After you submit your job, you can check your job status by clicking on the hyperlink ‘List’ which is next to the label ‘Intermediate Results.’ This will open a new window that lists the current job directory to show you files as they are generated. Watch a video here.

AlphaFold Multimer outputs on COSMIC²

We provide individual files for download on the output page as well the full output from AlphaFold Multimer (“output.tar.gz”).

Individual files available for download:

  • Per-residue confidence score (pLDDT)
    • Plot provided for each predicted model ending with suffix “_plddt.png”
    • Per residue values provided in text file “_plddt.txt”
  • Multimer output files
    • Five multimer predicted files ending with suffix “_multimer.pdb”

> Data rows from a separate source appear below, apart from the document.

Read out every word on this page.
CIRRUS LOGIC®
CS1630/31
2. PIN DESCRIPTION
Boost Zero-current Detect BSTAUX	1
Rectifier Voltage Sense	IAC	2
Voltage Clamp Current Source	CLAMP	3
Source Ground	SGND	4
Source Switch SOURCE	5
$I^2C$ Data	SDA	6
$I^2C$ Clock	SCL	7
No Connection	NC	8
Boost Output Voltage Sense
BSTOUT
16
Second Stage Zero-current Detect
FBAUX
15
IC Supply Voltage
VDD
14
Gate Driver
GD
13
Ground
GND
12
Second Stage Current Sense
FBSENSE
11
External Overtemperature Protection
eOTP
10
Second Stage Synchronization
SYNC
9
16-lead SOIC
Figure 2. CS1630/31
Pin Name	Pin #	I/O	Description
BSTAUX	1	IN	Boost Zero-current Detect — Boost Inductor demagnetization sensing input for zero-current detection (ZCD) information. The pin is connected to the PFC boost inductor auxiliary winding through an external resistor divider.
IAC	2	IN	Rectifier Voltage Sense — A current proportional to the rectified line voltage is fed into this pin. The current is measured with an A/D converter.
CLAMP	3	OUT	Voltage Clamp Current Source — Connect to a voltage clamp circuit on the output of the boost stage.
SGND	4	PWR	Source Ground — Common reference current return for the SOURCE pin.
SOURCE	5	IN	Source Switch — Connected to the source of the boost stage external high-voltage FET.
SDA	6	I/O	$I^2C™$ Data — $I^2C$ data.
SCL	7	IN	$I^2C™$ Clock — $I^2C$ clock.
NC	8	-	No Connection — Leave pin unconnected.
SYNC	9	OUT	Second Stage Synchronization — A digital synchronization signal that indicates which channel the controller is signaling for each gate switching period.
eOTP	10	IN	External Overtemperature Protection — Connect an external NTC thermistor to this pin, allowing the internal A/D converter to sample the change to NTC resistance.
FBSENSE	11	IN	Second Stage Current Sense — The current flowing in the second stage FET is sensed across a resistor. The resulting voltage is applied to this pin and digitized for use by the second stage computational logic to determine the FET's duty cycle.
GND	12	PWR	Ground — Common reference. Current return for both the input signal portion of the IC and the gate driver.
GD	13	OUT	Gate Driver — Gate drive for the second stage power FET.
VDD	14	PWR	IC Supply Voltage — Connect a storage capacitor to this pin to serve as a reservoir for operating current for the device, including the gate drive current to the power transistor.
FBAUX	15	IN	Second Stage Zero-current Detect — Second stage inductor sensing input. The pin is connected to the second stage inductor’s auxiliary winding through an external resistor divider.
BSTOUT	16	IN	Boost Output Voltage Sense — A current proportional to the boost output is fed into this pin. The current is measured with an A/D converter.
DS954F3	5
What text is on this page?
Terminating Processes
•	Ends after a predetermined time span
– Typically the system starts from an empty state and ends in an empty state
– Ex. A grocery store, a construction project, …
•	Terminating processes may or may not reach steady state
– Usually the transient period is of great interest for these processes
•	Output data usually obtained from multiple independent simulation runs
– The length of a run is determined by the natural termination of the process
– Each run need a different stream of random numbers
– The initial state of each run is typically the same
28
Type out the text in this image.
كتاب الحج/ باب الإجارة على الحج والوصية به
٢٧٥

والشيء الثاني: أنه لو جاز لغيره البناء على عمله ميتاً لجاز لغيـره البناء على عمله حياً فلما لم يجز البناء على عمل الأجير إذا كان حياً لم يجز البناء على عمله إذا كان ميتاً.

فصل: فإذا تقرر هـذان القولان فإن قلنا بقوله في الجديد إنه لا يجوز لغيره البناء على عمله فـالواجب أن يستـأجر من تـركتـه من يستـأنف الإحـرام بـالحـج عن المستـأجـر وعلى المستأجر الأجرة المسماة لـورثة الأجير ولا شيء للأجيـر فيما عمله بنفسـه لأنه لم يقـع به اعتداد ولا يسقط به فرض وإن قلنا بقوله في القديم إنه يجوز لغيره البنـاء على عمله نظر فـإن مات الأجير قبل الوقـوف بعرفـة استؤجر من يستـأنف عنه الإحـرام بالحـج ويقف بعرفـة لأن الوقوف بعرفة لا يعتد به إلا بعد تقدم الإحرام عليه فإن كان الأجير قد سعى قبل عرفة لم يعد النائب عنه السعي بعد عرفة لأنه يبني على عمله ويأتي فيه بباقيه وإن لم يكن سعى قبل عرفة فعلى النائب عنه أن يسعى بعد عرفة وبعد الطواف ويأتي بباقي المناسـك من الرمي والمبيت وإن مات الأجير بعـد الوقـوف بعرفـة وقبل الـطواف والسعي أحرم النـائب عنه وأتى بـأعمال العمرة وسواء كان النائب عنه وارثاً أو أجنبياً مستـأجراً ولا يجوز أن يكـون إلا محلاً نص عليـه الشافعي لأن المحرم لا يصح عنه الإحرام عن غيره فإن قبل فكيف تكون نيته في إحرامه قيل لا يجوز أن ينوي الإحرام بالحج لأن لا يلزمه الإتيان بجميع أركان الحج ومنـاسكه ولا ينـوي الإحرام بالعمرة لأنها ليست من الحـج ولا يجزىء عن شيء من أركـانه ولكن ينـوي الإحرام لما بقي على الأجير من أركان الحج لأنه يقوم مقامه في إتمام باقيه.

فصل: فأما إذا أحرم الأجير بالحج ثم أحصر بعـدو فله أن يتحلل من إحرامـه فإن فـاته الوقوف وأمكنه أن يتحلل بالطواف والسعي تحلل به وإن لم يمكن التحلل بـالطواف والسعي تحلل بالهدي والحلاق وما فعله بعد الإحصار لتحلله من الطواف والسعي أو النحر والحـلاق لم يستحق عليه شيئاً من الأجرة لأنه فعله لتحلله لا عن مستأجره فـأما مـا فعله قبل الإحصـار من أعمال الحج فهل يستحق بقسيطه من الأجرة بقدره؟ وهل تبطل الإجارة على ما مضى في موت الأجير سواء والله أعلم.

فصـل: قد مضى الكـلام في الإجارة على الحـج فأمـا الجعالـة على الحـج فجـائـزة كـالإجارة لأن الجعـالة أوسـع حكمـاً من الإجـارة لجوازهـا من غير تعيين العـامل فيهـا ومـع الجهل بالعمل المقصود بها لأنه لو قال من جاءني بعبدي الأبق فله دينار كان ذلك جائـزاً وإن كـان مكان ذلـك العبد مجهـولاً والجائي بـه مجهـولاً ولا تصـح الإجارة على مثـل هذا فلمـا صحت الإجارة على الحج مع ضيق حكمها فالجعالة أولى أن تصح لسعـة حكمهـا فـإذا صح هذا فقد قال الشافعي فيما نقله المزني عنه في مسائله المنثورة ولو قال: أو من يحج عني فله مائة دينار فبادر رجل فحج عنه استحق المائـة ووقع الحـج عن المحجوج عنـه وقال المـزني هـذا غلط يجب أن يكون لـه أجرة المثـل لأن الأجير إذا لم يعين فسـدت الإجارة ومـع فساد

How to interpret AlphaFold Multimer outputs

Example target sequences for a leucine zipper homodimer:

> chain a
XRMKQLEDKVEELLSKNYHLENEVARLKKLVGER
> chain b
XRMKQLEDKVEELLSKNYHLENEVARLKKLVGER

Runtime: 26 minutes.

First, check the ranking of predicted models in ranking_debug.json to see which model has the highest score (as ranked by pLDDT). You can assess the quality of prediction by looking at the pLDDT file. Shown here is the top-scoring model (left) and the associated pLDDT plot (right):

 

The atomic model is colored from N- to C-termini (Blue to Red) and shown as a homodimer. For the pLDDT plot (right), the first subunit corresponds to amino acids residue number from 1 – 34 and the second subunit is 35 – 68. You can see that the N- and C-termini have the lowest score .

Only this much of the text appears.